Pendant additionally d’une décennie, les scientifiques qui étudient l’épigénétique ont utilisé une méthode puissante appelée ChIP-seq pour cartographier les changements dans les protéines et d’autres facteurs de régulation critiques à travers le génome. Alors que ChIP-seq fournit des informations inestimables sur les fondements de la santé et de la maladie, il est également confronté à un défi frustrant: ses résultats sont souvent considérés comme qualitatifs plutôt que quantitatifs, ce qui rend l’interprétation difficile.




Mais, il s’avère que ChIP-seq a peut-être toujours été quantitatif

« ChIP-seq est l’épine dorsale de la recherche épigénétique. Nos résultats remettent en issue la croyance selon laquelle des étapes supplémentaires sont nécessaires pour la rendre quantitative », a déclaré Brad Dickson, Ph.D., un scientifique du Van Andel Institute et l’auteur correspondant de l’étude. « Notre nouvelle approche fournit un moyen de quantifier les résultats, rendant ainsi ChIP-seq in addition précis, tout en laissant les protocoles standard inchangés.

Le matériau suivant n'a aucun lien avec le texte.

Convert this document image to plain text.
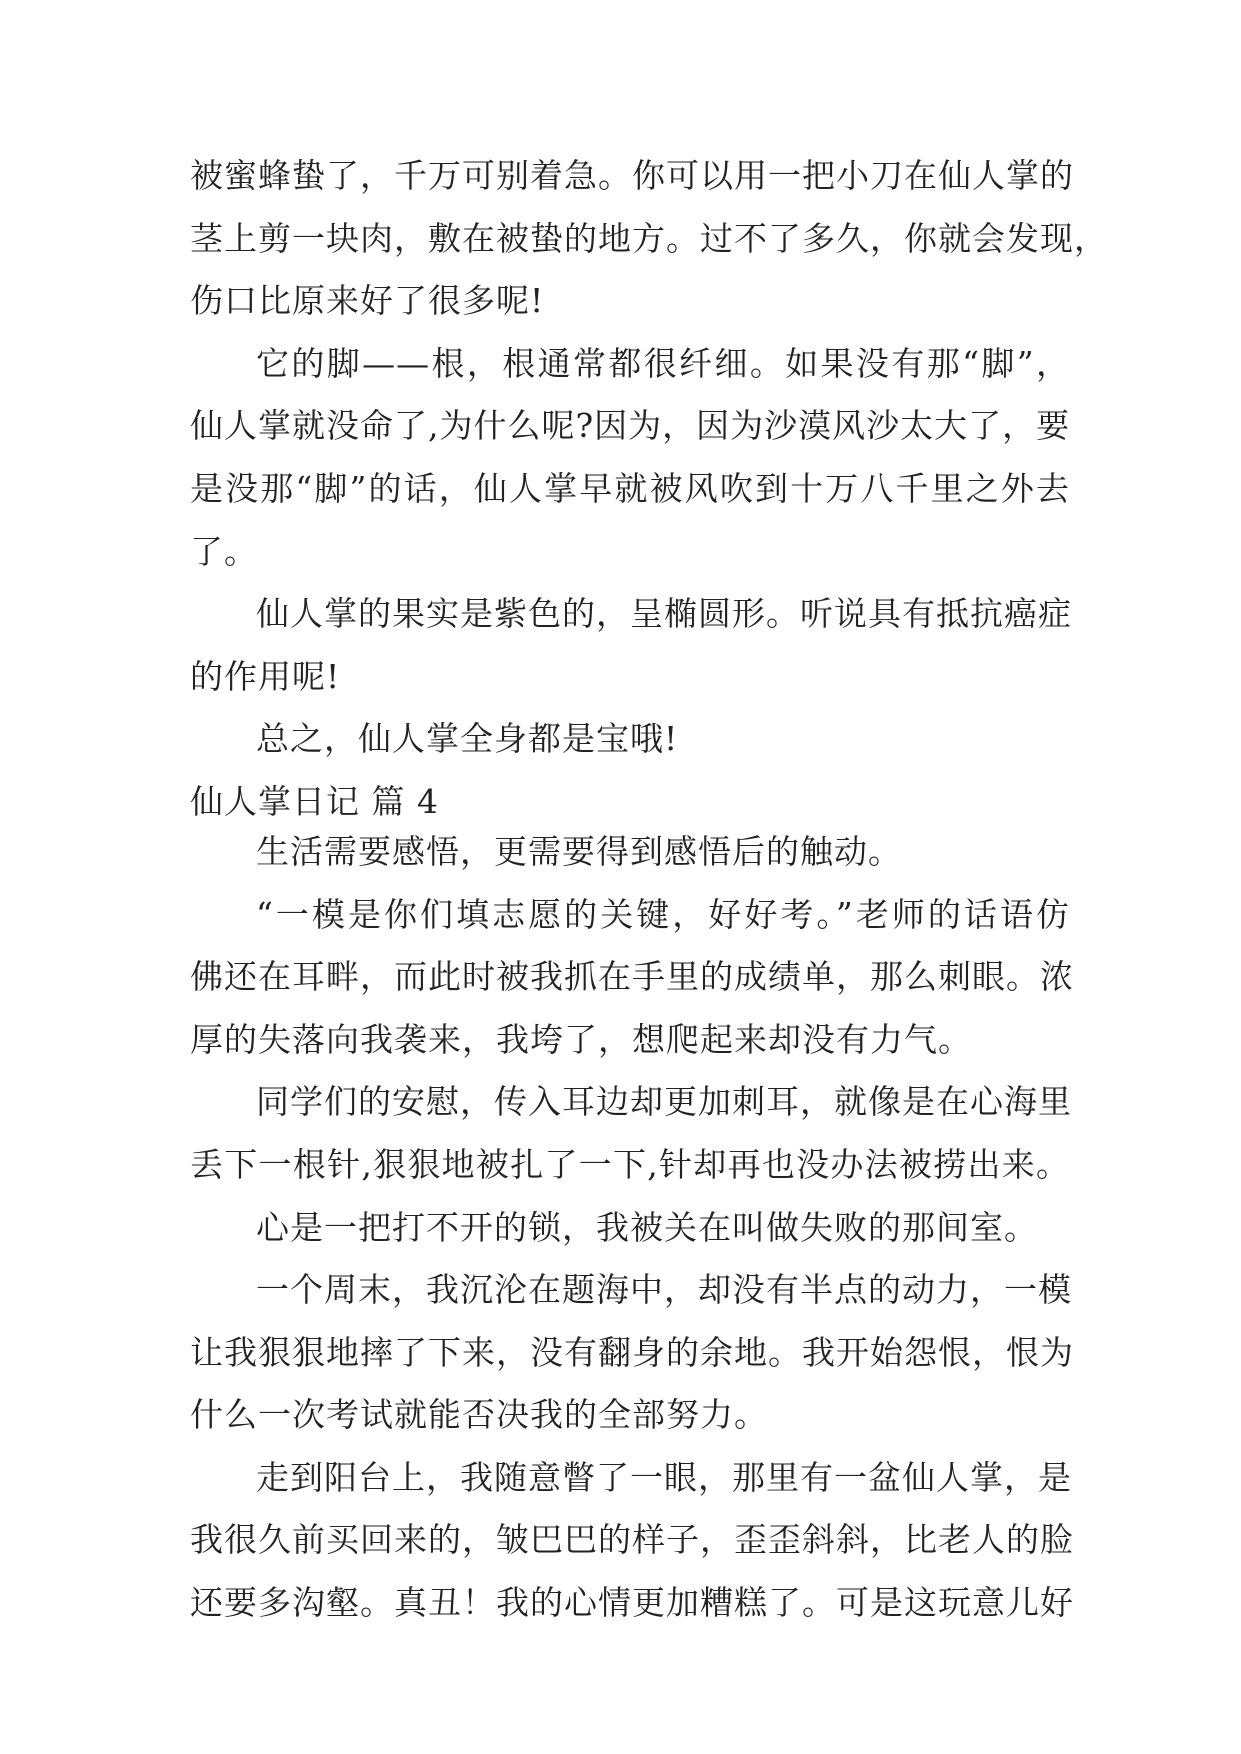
被蜜蜂蛰了，千万可别着急。你可以用一把小刀在仙人掌的
茎上剪一块肉，敷在被蛰的地方。过不了多久，你就会发现，
伤口比原来好了很多呢!
它的脚——根，根通常都很纤细。如果没有那“脚”，
仙人掌就没命了,为什么呢?因为，因为沙漠风沙太大了，要
是没那“脚”的话，仙人掌早就被风吹到十万八千里之外去
了。
仙人掌的果实是紫色的，呈椭圆形。听说具有抵抗癌症
的作用呢!
总之，仙人掌全身都是宝哦!
仙人掌日记 篇 4
生活需要感悟，更需要得到感悟后的触动。
“一模是你们填志愿的关键，好好考。”老师的话语仿
佛还在耳畔，而此时被我抓在手里的成绩单，那么刺眼。浓
厚的失落向我袭来，我垮了，想爬起来却没有力气。
同学们的安慰，传入耳边却更加刺耳，就像是在心海里
丢下一根针,狠狠地被扎了一下,针却再也没办法被捞出来。
心是一把打不开的锁，我被关在叫做失败的那间室。
一个周末，我沉沦在题海中，却没有半点的动力，一模
让我狠狠地摔了下来，没有翻身的余地。我开始怨恨，恨为
什么一次考试就能否决我的全部努力。
走到阳台上，我随意瞥了一眼，那里有一盆仙人掌，是
我很久前买回来的，皱巴巴的样子，歪歪斜斜，比老人的脸
还要多沟壑。真丑！我的心情更加糟糕了。可是这玩意儿好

Les tentatives précédentes pour quantifier les résultats de ChIP-seq ont conduit à des étapes supplémentaires étant ajoutées au protocole, y compris l’utilisation de « spike-ins », qui sont des additifs conçus pour normaliser les résultats de ChIP-seq et révéler des changements d’histones qui autrement pourraient être obscurcis. Ces étapes supplémentaires augmentent la complexité des expériences tout en ajoutant des variables qui pourraient interférer avec la reproductibilité. Fait crucial, l’étude identifie également un problème de sensibilité dans la normalisation de pointe qui n’a pas été discuté auparavant.

En utilisant un modèle physique prédictif, Dickson et ses collègues ont développé une nouvelle approche appelée la méthode sans-pic-in pour le séquençage quantitatif ChIP, ou siQ-ChIP. Il permet aux chercheurs de suivre le protocole conventional ChIP-seq, éliminant le besoin de spike-ins, et décrit également un ensemble de mesures communes qui devraient être rapportées pour toutes les expériences ChIP-seq afin d’assurer la reproductibilité ainsi que la quantification.

En tirant parti de la réaction de liaison à l’étape d’immunoprécipitation, siQ-ChIP définit une échelle physique pour les résultats de séquençage qui permet la comparaison entre les expériences. L’échelle quantitative est basée sur l’isotherme de liaison des produits d’immunoprécipitation.